Tiba-tiba ada suara langkah kaki yang berlari masuk kelas. Melihat saya di dalam, dia langsung balik. Keluar lagi. Segera kutengok di teras. Segera kupanggil.
“Mau kemana?” suaraku lantang karena dia berlari meninggalkan kelas. Dia pun berhenti. Kulambai agar kembali ke kelas.
“Kamu mau kemana?” nada tanyaku sengaja kupelankan. Aku ingat pesan salah satu teman FB yang sarjana psikologi. Jika anak bermasalah, dekati. Tanya penyebabnya, tanya permasalahannya. Jangan dimarahi atau difonis tentang kesalahan yang dilakukan.
“Ke kantin pak. Saya belum sarapan,” jawabnya santai
“Kalau memang biasa sarapan di kantin sekolah, berangkat agak pagi, jam tujuh sudah selesai sarapan,” kupegang pundaknya sambil kuperhatikan wajahnya. Kusut, rambutnya acak-acakan. Bajunya belum diseterika. Krah bajunya pun tak bersih mencucinya.
Kelas yang kulewati ada gurunya mengajar. Tetapi mengapa Reza 7 a mondaar mandir?
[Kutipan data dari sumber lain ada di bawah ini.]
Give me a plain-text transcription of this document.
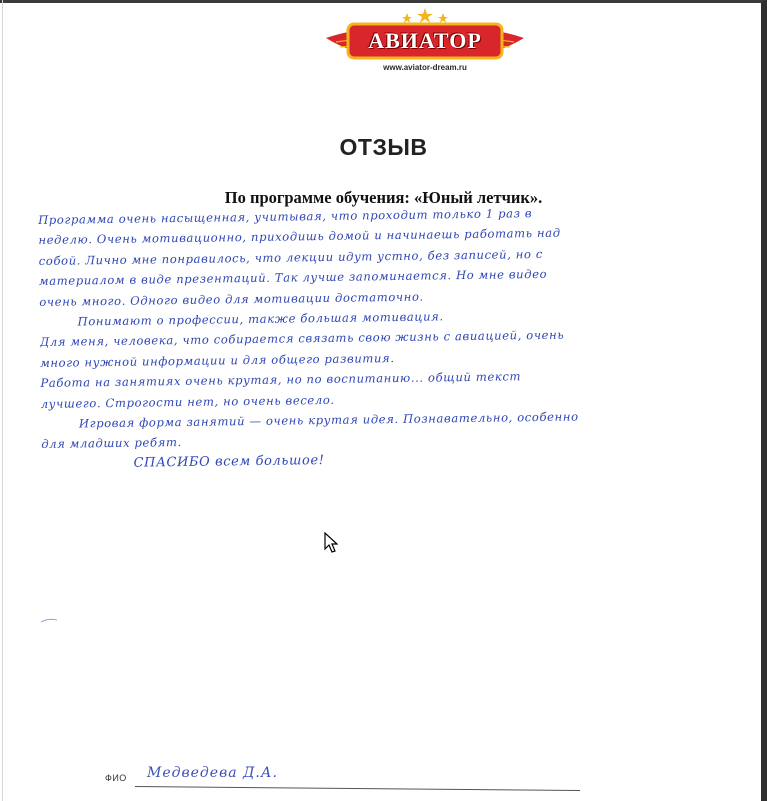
АВИАТОР
www.aviator-dream.ru
ОТЗЫВ
По программе обучения: «Юный летчик».
Программа очень насыщенная, учитывая, что проходит только 1 раз в
неделю. Очень мотивационно, приходишь домой и начинаешь работать над
собой. Лично мне понравилось, что лекции идут устно, без записей, но с
материалом в виде презентаций. Так лучше запоминается. Но мне видео
очень много. Одного видео для мотивации достаточно.
Понимают о профессии, также большая мотивация.
Для меня, человека, что собирается связать свою жизнь с авиацией, очень
много нужной информации и для общего развития.
Работа на занятиях очень крутая, но по воспитанию... общий текст
лучшего. Строгости нет, но очень весело.
Игровая форма занятий — очень крутая идея. Познавательно, особенно
для младших ребят.
СПАСИБО всем большое!
ФИО Медведева Д.А.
Kuberanikan diri masuk ke kelas. Guru pengajar berdiri di depan meja guru sambil mengawasi siswa yang mengerjakan tugas. Kuanggukkan kepalaku tanda minta ijin masuk.
“Lo, di depan ada gurumu. Kamu mondar mandir keluar masuk kelas? “ kudekati Reza yang berdiri di depan kelas. Teman-temanya asyik mengerjakan tugas, tetapi dia bermain sendiri tak peduli pada gurunya. Dan guru nya pun bersikap sama. Tak peduli pada ulah Reza.
Saya lantas ingat curhatnya dua orang ibu guru.
“Saya tidak bisa mengatasi Reza Pak. Kalau diajar mondar mandir. Dimarahai gak berubah. Bahkan keluar masuk kelas. Daripada capek ngurusi Reza, saya biarkan saja. Lebih baik ngurusi yang lain, agar pelajaran berjalan.”
Sekarang saya melihat sendiri. Keadaan di kelas seperti ini.
Akhirnya kuajak Reza ke kantor. Kurangkul pundaknya sambil berjalan.
Agak sulit memulai dari wajahnya yang dingin.
“Kamu ngerti nggak mengapa saya panggil?” tanyaku memulai pembicaraan.
“Ya Pak. Saya nakal,” jawabnya jujur.
“Nakal bagaimana?” aku makin penasaran dengan kejujurannya. Dia menyadari bahwa dia nakal.
“Nggak tau. Kata teman-teman, saya nakal,” jawaabnya datar. Seperti tak merasa bersalah.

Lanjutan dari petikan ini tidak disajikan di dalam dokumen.